1929 год стал для него действительно рубежным. От него началось перерождение упрочившейся тогда административно-командной системы в авторитарно-командную, то есть выражавшую его, Сталина, авторитарную власть. Этот процесс завершился примерно к 1937–1938 годам, когда диктатура пролетариата была окончательно «довёрнута», а ленинское учение о ней полностью выхолощено, подменено чисто внешней фразеологической оболочкой.
Все это шло, разумеется, не в вакууме и определялось сочетанием многих, подчас разноречивых факторов. Оставляя их в стороне, коснёмся только ситуации внутри старой партийной гвардии, которая, как было сказано, к началу 30-х годов уже утратила свое определяющее значение в делах партии и страны. В условиях раскола и разобщенности её рядов, нараставших в ходе внутрипартийной борьбы после кончины Ленина, Сталин в конце 20-х годов получил возможность начать прямую расправу со старыми большевиками. До поры он не мог осуществить её разом, такая акция вызревала на протяжении десятилетия и вполне оформилась в период политических процессов 1936–1938 годов.
Все это нельзя не учитывать, рассматривая возникший в современной литературе вопрос о степени ответственности старой партийной гвардии за то, что произошло в стране с конца 20-х и в последующие годы. На наш взгляд, ответ на этот вопрос не может быть получен вне изучения истории старой партийной гвардии в целом и особенно периода первой половины и середины 20-х годов. Именно тогда, во время болезни В.И. Ленина и вскоре после его кончины, произошли события, оказавшиеся необратимыми и имевшие затем тягчайшие последствия. Об этих событиях — борьбе внутри старой партийной гвардии — уже было сказано выше. Добавим сейчас, что, рассматривая борьбу, развернувшуюся тогда в её рядах, необходимо учитывать особую роль, которую сыграли в ней Сталин, Троцкий, Зиновьев, Каменев, а также отчасти ряд других партийных лидеров.

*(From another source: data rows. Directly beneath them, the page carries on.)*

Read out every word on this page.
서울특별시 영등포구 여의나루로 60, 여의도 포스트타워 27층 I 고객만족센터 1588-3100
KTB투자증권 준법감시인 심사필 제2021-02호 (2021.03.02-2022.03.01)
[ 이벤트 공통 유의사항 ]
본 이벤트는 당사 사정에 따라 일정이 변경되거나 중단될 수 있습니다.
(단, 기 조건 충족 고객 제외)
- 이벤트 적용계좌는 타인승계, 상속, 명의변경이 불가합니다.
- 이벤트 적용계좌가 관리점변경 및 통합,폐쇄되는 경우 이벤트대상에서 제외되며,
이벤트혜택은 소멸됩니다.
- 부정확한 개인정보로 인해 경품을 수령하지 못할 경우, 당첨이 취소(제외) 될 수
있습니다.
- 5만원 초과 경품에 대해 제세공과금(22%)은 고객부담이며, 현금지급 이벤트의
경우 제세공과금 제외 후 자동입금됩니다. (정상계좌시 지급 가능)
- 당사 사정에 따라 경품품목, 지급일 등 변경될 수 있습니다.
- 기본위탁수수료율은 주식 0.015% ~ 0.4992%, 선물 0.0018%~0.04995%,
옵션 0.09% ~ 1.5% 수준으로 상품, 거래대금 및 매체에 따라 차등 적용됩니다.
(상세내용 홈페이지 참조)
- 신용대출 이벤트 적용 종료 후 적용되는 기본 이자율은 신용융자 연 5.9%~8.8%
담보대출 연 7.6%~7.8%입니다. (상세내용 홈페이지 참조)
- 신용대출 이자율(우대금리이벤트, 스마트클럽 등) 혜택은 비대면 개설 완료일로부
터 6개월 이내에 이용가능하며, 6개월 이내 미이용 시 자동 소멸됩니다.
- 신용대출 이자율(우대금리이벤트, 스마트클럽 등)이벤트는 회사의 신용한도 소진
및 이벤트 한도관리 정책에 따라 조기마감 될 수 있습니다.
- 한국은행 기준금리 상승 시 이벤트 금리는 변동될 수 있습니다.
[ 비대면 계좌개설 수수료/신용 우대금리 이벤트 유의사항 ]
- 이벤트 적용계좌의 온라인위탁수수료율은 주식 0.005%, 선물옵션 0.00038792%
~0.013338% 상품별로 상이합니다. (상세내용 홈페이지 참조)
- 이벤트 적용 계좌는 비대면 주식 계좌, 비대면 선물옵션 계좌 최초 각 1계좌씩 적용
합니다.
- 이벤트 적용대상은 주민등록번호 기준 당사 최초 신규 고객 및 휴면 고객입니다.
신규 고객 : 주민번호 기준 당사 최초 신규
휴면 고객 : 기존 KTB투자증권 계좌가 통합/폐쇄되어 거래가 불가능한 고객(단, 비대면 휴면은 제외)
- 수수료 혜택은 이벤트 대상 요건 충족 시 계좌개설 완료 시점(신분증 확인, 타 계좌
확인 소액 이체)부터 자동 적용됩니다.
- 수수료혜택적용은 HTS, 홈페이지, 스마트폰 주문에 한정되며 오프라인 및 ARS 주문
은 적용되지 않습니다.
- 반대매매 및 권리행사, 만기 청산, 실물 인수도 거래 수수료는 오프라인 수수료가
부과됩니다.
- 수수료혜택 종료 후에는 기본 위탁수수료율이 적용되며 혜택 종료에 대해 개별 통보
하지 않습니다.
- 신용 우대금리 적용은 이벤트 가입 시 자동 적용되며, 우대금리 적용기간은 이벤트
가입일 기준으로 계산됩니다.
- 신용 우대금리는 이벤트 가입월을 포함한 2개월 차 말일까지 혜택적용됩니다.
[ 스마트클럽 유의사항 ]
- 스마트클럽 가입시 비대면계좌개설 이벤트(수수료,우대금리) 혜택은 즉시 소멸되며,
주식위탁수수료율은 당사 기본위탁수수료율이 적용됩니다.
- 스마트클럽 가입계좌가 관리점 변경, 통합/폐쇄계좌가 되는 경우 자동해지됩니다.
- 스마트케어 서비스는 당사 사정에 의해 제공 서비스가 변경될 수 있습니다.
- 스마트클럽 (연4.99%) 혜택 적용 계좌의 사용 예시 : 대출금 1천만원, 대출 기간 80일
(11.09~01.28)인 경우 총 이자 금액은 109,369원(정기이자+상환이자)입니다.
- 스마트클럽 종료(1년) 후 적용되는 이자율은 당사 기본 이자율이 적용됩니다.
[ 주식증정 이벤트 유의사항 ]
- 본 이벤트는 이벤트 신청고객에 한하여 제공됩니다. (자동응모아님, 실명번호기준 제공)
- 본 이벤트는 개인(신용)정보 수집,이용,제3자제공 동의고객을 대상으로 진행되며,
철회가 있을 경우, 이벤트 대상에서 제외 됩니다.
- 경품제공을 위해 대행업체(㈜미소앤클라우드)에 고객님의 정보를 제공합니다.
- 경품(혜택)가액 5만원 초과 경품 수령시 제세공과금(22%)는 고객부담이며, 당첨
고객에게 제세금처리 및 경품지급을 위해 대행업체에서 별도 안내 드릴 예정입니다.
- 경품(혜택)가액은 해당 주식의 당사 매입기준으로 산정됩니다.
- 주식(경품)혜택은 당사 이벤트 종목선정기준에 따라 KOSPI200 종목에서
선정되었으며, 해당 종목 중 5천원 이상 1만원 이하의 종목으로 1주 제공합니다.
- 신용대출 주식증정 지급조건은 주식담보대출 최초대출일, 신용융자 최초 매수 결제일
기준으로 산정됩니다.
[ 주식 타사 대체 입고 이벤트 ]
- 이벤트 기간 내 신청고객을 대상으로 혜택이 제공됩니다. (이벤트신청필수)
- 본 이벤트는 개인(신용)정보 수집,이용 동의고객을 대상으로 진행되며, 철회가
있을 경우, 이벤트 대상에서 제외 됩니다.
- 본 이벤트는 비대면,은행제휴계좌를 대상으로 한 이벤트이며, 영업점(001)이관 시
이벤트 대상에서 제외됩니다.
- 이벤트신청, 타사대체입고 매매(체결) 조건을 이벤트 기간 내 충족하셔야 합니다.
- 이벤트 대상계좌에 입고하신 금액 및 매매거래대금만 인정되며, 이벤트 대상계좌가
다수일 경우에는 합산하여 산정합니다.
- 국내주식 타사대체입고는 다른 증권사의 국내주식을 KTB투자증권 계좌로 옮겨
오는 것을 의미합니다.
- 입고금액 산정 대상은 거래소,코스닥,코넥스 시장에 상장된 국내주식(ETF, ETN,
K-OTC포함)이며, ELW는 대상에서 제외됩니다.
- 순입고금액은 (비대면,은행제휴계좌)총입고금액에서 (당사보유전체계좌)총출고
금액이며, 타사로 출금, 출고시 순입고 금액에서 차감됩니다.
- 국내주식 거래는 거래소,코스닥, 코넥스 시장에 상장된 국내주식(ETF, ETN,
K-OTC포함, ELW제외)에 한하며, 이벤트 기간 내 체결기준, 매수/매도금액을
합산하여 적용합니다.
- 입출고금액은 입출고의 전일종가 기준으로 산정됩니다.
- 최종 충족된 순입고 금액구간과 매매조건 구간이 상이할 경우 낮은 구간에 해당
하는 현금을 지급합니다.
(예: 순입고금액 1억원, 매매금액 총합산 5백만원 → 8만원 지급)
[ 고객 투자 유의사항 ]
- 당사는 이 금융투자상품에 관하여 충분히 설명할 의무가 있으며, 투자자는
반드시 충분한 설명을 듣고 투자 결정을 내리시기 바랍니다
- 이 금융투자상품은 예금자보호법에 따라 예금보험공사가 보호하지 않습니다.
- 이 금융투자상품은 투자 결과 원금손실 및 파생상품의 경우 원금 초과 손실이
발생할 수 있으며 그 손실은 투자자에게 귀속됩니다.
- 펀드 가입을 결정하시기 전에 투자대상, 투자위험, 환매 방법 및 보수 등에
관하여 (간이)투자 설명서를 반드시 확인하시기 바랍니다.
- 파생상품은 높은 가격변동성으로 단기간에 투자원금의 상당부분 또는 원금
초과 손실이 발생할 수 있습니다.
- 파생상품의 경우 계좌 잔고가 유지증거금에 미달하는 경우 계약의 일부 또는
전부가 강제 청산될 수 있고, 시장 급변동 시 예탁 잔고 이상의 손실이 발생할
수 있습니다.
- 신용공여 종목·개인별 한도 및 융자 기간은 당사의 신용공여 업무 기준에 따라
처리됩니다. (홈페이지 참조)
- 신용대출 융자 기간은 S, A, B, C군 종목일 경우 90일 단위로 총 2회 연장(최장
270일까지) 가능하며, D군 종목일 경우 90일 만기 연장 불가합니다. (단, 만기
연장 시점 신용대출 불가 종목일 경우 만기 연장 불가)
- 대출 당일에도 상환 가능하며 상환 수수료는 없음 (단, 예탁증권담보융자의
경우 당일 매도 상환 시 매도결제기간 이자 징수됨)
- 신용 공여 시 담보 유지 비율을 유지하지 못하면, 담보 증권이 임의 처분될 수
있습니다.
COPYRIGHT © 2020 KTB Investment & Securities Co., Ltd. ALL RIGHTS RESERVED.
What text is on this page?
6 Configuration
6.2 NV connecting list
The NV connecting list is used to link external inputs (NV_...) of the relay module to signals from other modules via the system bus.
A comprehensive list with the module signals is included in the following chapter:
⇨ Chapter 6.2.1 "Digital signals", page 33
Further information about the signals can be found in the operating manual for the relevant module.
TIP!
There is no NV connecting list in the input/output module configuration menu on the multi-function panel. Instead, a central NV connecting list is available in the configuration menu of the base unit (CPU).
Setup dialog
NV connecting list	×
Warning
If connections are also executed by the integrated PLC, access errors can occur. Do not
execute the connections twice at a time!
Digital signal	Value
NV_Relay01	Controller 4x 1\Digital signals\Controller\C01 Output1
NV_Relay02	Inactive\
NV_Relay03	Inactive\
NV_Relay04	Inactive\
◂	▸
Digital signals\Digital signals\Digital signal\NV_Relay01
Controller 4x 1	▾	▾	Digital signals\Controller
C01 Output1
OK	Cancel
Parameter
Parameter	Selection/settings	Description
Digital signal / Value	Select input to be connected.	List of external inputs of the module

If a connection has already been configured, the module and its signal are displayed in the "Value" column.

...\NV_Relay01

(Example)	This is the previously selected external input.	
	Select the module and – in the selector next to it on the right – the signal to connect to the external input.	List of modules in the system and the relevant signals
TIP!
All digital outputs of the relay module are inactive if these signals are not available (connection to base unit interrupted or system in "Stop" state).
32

Свою меру исторической ответственности несёт и Рыков. Он был в числе тех старых большевиков, которые активно включились во внутрипартийную борьбу сначала с троцкистской, а затем с «новой оппозицией» на идейной основе, не преследуя никаких личных целей и пытаясь сохранить единство партии. Однако все его усилия по мере разрастания противоречий внутри партийного руководства, вступления их в фазу борьбы с объединённой троцкистско-зиновьевской оппозицией становились все более тщетными. Втянутый в водоворот внутрипартийной схватки, Рыков оказался в числе тех, кто невольно способствовал возникновению той обстановки в партии, которую использовал в своих интересах Сталин. Он, а также Бухарин и Томский, другие члены Политбюро ЦК ВКП (б) 1925–1927 годов не сумели вовремя осознать, что личные негативные качества последнего (а они их, конечно, видели) могут «получить решающее значение», как то было четко отмечено в ленинском «Завещании». В результате «критический момент» перерастания такой возможности в реальность был ими просмотрен, и Сталин осуществил к концу 20-х годов «чистку» высшего партийно-государственного руководства. В первой половине 30-х годов Рыков, хотя он и оставался членом, а затем кандидатом в члены ЦК партии, работал наркомом, по существу, был выведен на обочину большой политической деятельности.
Все это стало подлинной драмой для революционера-ленинца Рыкова, обернувшейся трагедией гибели.
Эта трагедия сегодня, когда начинается его новая жизнь как выдающейся исторической личности, невольно выступает на первый план. И это не случайно: ведь путь к изучению его жизни революционера и государственного деятеля открыли очистительные перемены в нашей жизни, смывающие ложь и «тайну» сталинских репрессий. Сквозь их исчезающую ледовую изморозь, исказившую целую эпоху, проступают и черты образа Рыкова. Они будут все более явственными и точными по мере развертывания изучения деятельности человека, чьи имя и фамилия значатся на обложке этой книги. И его времени.